A mi się chce śmiać, kiedy czytam, że dziecko po ukończeniu przedszkola powinno POPRAWNIE MÓWIĆ PO POLSKU i że dziecko powinno rozpocząć naukę j. obcego, kiedy opanuje język polski w stopniu biegłym. Ale bzdura. Jeśli to pisała "pani wychowawczyni", która przy okazji może i jest rodzicem, widać "fachowość" w 100 procentach :) :) :) Tak samo jak bzdurą jest to, że szczecineckie przedszkola są super i daleko im do bylejakości. Tylko dwie, może trzy placówki są OK. Reszta to milczenie... A język angielski, który od dawna gości w szczecineckich przedszkolach to słaby przykład współczesnych innowacji, stosowanych z elementami tego języka w wychowaniu przedszkolnym w wielu DOBRYCH przedszkolach. Proszę się dokształcić w tej tematyce ;) Trzymam kciuki za nowe przedszkole!!!!

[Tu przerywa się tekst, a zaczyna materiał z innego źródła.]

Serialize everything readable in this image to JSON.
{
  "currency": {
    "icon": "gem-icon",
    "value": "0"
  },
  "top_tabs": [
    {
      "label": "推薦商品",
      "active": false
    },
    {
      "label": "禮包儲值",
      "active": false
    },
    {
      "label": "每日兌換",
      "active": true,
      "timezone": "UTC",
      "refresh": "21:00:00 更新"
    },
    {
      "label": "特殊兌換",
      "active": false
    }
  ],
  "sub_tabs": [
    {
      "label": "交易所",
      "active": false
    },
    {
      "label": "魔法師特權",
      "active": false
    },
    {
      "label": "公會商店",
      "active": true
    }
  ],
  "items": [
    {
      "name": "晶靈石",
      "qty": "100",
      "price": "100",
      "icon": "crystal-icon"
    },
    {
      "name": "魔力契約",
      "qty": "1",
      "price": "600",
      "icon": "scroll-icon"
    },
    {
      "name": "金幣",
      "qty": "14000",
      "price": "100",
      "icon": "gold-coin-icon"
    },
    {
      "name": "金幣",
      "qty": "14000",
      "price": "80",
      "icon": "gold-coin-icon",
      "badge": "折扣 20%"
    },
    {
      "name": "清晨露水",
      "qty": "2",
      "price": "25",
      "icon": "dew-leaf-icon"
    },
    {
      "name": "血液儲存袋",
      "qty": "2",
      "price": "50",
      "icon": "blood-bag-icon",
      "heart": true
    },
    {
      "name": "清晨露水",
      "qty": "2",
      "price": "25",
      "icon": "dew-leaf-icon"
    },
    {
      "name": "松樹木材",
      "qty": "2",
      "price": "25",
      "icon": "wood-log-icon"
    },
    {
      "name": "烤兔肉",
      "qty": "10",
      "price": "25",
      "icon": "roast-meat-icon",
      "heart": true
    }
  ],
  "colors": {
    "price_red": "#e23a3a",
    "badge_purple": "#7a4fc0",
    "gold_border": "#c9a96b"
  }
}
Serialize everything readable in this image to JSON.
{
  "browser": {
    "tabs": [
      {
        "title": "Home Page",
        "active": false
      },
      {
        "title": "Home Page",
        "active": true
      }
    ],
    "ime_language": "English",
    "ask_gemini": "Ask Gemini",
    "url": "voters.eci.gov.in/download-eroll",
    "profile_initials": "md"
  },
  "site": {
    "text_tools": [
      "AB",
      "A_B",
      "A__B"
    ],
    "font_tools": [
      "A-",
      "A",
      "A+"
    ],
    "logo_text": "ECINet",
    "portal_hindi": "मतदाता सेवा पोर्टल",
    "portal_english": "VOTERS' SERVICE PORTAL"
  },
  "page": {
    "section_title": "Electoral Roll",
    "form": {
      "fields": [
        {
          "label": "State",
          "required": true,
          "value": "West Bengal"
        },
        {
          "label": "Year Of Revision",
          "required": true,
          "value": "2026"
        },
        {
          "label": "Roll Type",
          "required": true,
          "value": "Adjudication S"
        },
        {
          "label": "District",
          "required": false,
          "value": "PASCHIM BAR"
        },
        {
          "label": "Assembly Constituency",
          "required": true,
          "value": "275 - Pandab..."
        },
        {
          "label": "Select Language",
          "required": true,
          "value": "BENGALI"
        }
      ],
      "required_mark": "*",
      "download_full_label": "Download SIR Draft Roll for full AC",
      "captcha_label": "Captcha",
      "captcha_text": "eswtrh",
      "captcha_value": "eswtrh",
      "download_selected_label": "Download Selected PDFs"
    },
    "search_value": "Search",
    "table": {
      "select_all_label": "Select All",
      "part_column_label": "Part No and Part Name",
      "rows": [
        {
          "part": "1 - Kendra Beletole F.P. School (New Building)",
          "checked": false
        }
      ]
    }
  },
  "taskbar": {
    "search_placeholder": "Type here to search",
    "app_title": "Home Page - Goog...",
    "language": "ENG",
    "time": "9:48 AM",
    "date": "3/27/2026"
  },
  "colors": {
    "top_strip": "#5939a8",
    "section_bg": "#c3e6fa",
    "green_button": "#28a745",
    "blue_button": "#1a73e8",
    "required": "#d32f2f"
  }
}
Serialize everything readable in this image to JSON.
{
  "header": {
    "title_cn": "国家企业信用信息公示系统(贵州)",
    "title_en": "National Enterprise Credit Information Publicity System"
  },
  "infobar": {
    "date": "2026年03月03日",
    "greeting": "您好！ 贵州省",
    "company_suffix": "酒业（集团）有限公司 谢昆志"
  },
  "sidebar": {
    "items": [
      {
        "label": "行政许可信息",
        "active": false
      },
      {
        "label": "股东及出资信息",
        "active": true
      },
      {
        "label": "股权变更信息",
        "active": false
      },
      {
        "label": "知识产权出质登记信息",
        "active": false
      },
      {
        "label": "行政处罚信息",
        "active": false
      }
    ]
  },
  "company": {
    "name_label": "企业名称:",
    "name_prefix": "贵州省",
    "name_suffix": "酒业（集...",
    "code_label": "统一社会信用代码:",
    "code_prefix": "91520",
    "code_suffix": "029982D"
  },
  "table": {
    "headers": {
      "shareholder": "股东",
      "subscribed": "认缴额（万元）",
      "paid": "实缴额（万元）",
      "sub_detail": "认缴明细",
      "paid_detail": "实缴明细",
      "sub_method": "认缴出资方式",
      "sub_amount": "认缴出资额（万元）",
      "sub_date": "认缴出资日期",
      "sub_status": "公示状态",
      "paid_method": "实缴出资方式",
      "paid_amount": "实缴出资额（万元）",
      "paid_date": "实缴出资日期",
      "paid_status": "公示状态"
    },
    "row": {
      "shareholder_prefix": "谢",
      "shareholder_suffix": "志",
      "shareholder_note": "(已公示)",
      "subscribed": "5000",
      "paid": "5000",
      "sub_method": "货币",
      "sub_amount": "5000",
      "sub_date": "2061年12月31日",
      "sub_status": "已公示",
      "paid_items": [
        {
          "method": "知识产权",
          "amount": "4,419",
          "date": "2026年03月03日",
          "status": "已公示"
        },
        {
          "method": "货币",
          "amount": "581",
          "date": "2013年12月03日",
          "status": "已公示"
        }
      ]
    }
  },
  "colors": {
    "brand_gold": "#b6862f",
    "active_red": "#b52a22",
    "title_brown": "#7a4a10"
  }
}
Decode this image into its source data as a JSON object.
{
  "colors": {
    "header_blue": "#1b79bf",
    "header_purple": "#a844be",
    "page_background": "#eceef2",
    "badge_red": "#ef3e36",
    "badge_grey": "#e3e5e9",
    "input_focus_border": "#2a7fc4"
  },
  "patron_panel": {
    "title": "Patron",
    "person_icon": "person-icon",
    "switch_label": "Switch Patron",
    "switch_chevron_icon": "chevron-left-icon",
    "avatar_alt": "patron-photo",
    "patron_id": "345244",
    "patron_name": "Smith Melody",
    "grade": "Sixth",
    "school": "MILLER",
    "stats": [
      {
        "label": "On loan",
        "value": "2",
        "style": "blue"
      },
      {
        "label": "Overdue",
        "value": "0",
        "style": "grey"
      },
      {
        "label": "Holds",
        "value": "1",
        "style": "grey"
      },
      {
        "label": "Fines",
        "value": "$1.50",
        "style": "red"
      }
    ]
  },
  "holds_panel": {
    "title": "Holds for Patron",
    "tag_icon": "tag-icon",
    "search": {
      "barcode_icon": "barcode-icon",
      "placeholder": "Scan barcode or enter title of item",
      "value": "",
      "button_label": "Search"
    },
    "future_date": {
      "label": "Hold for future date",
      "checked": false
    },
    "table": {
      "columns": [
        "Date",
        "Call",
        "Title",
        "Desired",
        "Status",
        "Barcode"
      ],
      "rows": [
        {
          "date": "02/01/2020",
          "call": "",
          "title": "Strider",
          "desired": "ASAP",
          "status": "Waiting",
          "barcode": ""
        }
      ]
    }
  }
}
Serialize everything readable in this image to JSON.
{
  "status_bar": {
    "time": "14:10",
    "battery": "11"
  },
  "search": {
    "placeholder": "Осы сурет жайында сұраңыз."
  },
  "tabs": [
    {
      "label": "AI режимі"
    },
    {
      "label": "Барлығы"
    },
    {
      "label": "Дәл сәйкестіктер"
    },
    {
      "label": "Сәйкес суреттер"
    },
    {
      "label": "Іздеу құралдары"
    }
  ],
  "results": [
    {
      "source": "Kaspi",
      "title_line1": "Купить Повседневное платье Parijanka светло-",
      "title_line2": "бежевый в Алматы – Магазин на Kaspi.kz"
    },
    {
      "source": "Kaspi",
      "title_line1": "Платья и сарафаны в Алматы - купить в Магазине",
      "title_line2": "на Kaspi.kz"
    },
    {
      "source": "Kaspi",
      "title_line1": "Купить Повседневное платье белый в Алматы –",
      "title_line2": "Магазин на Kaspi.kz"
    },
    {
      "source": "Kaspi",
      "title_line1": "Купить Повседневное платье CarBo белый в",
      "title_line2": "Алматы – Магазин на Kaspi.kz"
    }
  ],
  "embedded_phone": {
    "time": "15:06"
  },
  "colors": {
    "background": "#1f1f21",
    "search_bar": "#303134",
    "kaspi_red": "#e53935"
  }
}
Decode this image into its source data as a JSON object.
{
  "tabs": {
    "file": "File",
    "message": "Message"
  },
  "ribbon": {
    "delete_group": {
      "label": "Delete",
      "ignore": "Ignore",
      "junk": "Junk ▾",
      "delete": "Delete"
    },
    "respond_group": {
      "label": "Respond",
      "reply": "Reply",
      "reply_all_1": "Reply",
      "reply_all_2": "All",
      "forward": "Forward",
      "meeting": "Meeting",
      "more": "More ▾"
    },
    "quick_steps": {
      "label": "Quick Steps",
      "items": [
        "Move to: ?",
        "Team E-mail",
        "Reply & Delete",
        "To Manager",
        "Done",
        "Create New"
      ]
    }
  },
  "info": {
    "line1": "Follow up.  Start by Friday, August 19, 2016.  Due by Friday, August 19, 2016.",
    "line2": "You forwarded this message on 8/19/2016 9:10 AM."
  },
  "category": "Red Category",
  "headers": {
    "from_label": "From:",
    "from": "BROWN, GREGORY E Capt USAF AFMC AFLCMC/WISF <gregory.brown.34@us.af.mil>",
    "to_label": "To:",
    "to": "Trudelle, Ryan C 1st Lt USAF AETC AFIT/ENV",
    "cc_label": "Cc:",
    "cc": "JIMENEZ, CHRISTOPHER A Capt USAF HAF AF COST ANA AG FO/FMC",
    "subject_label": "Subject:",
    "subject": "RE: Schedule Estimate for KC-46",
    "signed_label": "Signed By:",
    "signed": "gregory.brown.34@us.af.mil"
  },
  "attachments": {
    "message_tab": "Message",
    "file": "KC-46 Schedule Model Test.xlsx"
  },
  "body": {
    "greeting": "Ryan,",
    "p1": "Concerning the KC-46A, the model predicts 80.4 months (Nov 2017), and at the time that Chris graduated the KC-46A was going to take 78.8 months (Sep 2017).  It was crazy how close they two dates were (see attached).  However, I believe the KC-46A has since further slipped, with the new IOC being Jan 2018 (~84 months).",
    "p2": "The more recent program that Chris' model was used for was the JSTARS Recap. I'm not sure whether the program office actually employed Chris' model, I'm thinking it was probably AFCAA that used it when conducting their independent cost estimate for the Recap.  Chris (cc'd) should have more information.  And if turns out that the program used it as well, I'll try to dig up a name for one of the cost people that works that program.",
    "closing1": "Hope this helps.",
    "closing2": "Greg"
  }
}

Jak widzę osoba , która odpowiedziała na komentarz sama uważa się za fachowca .Nie mnie oceniać .Tak samo nie Pani/ Pan powinna/ powinien oceniać kwalifikacje nauczycieli w przedszkolach. Opisuję to co widzę w przedszkolu , do którego uczęszcza moje dziecko. Nie ma nic mowy o posługiwaniu się językiem polskim w stopniu biegłym jak pisze gość w odpowiedzi, ale o poprawnej wymowie dzieci . Język angielski nie jest najważniejszy . Tyle ile jest go w przedszkolach wystarczy. W dalszym ciągu staję w obronie nauczycieli j.angielskiego w przedszkolu, bo dzieci uczą się tego co powinny, a nauczycielki są przygotowane do pracy z małymi dziećmi.
Żeby być filologiem trzeba ukończyć filologię a z tym chyba nie do konca u pani profesor.